Measure about ⅓ cup of batter into your skillet. Pancakes are ready to flip when the edges look dry and bubbles begin to burst across the top of your pancake. Be patient - this can take up to two minutes per side, depending on the heat of your skillet and thickness of your pancakes. Cook the second side until lightly browned and pancake is cooked through in the center. Repeat with remaining batter.
Serve pancakes with your favorite maple syrup.
Pancakes not cooked through/burned on the outside? Your heat is set too high. Medium-low heat works best. Thick pancakes are best cooked over medium-low heat to allow enough time for the inside to cook through without burning the outside. Higher heat will cause the outside to brown before the center has had a chance to cook through.

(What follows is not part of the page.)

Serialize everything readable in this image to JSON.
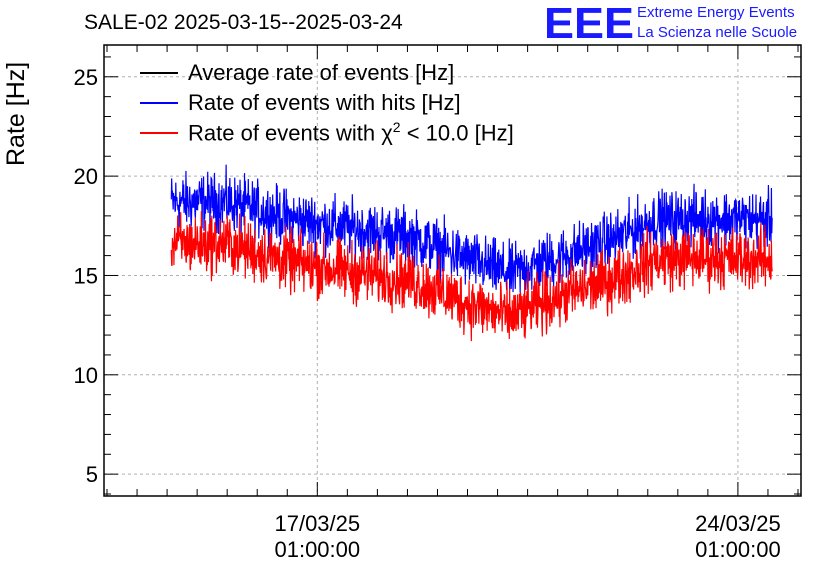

Buttermilk substitute - Add 1 tablespoon of white vinegar (or fresh lemon juice) to a liquid measuring cup. Fill to the 1-cup line with whole milk. Allow to set for 5 minutes. Keep in mind, buttermilk substitute will make your pancakes thinner (buttermilk is thicker and will give a better end result).
Frezing leftovers - Allow to cool completely. Layer pancakes between wax paper or parchment. Store in a freezer safe container/bag for up to 2 months.